How have you approached the problem for larger sets of customers, say 1 million or more?
For large datasets, BG/NBD and other BTYD models like Pareto/NBD are well-behaved for fitting point estimates of parameters via Maximum a Posteriori (MAP), due to the unique, underlying conjugate prior assumptions (don’t use MAP for any other Bayesian model, though!) You’d lose credibility intervals for parameters and predictions with MAP, but these models have a dimension for each customer, and RAM limitations are a consideration. On that note, pymc-marketing also has an open PR right now for ADVI, which could enable minibatch model fits on GPUs.
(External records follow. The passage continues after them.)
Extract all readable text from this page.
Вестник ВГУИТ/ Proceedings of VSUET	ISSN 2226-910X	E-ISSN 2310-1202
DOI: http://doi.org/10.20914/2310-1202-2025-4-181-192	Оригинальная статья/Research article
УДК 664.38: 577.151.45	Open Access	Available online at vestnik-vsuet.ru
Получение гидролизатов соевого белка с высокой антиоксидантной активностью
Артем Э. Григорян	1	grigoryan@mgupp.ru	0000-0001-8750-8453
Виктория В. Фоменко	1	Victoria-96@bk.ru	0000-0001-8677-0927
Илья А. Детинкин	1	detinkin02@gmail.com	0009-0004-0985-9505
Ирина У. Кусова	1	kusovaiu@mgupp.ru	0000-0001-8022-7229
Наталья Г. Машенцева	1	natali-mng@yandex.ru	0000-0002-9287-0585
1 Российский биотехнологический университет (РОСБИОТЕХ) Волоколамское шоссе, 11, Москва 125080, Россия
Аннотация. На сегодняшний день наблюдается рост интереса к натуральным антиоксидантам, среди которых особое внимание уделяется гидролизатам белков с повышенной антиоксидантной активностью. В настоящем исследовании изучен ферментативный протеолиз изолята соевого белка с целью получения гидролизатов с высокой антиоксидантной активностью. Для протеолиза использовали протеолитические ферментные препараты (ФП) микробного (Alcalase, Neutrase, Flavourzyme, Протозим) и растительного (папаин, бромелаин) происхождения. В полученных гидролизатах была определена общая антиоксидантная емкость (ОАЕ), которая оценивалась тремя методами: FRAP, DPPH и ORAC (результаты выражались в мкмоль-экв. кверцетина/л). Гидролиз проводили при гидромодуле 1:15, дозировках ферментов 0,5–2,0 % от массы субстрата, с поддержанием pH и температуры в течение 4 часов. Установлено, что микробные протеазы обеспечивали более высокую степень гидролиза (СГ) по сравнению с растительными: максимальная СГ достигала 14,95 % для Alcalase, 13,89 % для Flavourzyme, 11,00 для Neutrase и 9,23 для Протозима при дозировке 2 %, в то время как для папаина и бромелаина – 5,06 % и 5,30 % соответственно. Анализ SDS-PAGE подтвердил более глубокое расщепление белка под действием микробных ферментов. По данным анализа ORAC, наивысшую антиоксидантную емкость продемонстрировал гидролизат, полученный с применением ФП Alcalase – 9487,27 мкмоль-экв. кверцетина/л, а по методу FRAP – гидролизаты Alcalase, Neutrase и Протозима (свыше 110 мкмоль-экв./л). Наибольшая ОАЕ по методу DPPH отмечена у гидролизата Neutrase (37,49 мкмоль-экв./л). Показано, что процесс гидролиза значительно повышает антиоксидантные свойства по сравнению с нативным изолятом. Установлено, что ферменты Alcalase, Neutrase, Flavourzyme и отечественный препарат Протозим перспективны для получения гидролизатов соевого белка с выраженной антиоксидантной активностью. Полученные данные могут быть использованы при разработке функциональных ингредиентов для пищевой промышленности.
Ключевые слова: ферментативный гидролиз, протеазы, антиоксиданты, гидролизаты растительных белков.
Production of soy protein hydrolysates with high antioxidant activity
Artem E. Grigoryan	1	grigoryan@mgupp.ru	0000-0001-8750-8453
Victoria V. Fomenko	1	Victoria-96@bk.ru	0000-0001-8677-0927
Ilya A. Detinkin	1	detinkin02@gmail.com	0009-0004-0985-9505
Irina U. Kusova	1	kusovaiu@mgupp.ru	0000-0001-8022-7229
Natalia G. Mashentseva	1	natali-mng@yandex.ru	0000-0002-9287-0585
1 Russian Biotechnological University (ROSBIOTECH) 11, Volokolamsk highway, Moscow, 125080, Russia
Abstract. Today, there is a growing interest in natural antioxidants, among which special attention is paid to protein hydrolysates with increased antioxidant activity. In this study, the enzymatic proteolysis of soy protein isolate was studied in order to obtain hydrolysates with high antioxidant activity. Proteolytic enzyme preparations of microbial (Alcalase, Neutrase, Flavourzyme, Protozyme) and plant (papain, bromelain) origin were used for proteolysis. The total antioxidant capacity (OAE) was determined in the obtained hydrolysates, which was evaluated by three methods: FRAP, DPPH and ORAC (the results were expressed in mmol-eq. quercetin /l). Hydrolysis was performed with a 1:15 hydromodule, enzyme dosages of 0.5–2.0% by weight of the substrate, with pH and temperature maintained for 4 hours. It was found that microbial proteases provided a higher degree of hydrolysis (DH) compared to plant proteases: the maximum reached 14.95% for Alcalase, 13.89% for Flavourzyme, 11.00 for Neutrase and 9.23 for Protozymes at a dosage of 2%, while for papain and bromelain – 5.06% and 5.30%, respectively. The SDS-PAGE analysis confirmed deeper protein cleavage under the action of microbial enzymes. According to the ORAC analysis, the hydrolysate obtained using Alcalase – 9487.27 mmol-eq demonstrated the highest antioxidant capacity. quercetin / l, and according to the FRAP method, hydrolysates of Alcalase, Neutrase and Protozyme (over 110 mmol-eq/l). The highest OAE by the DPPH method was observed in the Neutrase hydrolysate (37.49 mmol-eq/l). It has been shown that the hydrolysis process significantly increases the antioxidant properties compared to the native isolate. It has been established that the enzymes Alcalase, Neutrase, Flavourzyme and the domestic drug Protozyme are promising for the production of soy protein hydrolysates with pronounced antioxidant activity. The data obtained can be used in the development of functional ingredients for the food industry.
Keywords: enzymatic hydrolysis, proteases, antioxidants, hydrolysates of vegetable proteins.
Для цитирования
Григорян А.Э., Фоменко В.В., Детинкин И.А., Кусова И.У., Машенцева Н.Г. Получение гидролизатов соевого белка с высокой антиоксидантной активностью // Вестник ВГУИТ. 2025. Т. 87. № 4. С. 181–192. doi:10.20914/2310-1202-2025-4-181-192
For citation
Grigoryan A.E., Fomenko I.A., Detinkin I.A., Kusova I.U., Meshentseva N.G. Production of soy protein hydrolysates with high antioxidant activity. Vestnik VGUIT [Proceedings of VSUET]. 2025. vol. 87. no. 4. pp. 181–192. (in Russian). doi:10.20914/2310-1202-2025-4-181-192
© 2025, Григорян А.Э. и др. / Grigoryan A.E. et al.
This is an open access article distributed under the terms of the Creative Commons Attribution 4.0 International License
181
@Keith_Min hierarchical support is definitely something I’m looking to add for the Gamma-Gamma spend model later this year, but there are additional considerations for BG/NBD and other transaction models. They have strong population assumptions which would be violated if segmenting on spending behavior alone. However, it could be viable for geographical regions.
Do you train different models for different types of customers - say new vs existing vs lapsed, or by region or by line-of-business, retail banking vs online banking vs drive-thru banking?
BG/NBD works best for retail transactions; don’t use it for subscription renewals. Lapsed customers are unobservable in the case of retail, which is precisely what these models were built to estimate. Your banking example would be a good application for static covariates, which is currently supported by the Pareto/NBD model.